Using that here, $f(x^{1/3})=0$ should have the roots $\omega ^3, \omega ^6 $ that is,
$1$ is a root of $f(x^{1/3})=0$
$\implies f(1)=0$
$$\implies \sum_{i=1}^n \frac{1}{a_i + 1}=2$$
Which is the right answer, by the way.
My question:
Is this proof using transformations correct or not?
The problem, as pointed out, in the comments is that the "transformation" $x \mapsto x^{1/3}$ is multivalued and you're misusing that.
Let us see this better.
When you wish to make the substitution $x \mapsto x^{\color{red}{1/3}}$, you should make a choice of which cube root you are choosing for each $x$.
Suppose you have made the choice to choose $\omega$ for $x = 1$. This means that you must fix $1^{\color{red}{1/3}} = \omega$ in your later substitutions.
This is the error that you made.
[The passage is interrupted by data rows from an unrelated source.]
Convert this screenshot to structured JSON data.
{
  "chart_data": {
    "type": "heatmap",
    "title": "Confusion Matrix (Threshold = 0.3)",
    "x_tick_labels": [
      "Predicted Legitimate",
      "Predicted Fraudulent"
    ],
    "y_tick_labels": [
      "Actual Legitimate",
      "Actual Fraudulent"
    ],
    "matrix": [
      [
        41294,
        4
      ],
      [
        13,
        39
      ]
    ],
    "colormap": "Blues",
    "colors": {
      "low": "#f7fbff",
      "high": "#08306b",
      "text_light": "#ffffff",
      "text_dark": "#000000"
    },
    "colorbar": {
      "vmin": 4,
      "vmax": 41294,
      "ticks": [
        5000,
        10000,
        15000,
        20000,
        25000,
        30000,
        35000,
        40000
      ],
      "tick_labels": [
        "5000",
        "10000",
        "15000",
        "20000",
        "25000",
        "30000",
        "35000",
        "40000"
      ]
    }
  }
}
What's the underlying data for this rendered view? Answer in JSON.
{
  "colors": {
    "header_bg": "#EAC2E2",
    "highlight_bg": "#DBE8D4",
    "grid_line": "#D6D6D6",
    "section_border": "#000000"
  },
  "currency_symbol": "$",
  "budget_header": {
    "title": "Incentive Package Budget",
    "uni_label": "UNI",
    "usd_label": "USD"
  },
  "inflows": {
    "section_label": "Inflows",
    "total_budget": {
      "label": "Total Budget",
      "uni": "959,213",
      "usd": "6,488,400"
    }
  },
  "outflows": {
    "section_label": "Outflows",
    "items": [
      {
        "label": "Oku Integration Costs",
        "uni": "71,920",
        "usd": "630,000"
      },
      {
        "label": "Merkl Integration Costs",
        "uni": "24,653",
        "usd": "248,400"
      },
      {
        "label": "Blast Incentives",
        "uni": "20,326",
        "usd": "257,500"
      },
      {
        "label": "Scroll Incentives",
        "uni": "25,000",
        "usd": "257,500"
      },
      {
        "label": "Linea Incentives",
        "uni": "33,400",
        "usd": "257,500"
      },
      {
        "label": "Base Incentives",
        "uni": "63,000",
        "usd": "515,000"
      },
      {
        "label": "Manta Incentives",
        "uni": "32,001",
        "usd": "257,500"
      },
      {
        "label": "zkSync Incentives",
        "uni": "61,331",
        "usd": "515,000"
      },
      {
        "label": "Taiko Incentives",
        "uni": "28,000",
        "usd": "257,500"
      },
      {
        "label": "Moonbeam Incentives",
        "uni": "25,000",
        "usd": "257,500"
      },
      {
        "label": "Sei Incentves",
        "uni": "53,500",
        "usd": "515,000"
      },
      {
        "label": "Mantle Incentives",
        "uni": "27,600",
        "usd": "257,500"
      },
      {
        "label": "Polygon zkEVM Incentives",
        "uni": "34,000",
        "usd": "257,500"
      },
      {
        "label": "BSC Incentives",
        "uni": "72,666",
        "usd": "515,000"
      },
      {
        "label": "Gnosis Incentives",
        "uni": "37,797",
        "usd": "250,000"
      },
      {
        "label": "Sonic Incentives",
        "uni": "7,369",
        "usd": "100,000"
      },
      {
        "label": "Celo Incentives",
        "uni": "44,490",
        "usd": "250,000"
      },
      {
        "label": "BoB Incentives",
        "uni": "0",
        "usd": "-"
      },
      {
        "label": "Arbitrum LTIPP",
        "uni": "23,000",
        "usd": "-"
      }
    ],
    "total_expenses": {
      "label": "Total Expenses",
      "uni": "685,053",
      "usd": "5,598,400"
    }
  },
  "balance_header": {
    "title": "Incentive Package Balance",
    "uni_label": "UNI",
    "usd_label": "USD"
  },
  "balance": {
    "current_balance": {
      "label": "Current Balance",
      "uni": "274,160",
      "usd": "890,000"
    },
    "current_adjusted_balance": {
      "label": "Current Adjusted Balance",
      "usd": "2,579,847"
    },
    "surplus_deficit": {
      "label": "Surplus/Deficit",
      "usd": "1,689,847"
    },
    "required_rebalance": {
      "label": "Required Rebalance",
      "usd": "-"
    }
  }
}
Using the fact that $\omega$ is a root, you concluded that $1$ is a root of $f(x^{\color{red}{1/3}})$ but then you must remember that $1^{\color{red}{1/3}}$ is $\omega$.
In particular, you cannot write $$f(1^{\color{red}{1/3}}) = f(1) = 0$$ since $1^{\color{red}{1/3}} = \omega$ and not $1$.
Similarly, if you considered $x \mapsto x^{\color{blue}{1/3}}$ and chose $\omega^2$ for $1^{\color{blue}{1/3}}$, you'd run into the same problem.
I already gave an example in the comments of how you could use this to derive that $1$ is a root of $x^2 + x + 1$ even though it's not.
Another example of such a thing is misuse of the square root.
For example, you could consider $g(x) = x+1$, note that $-1$ is a root and then using the transformation $x \mapsto \sqrt{x}$ incorrectly, conclude that $1$ is also a root.
(In fact, this is the spirit behind many "proofs" of $-1=1$.)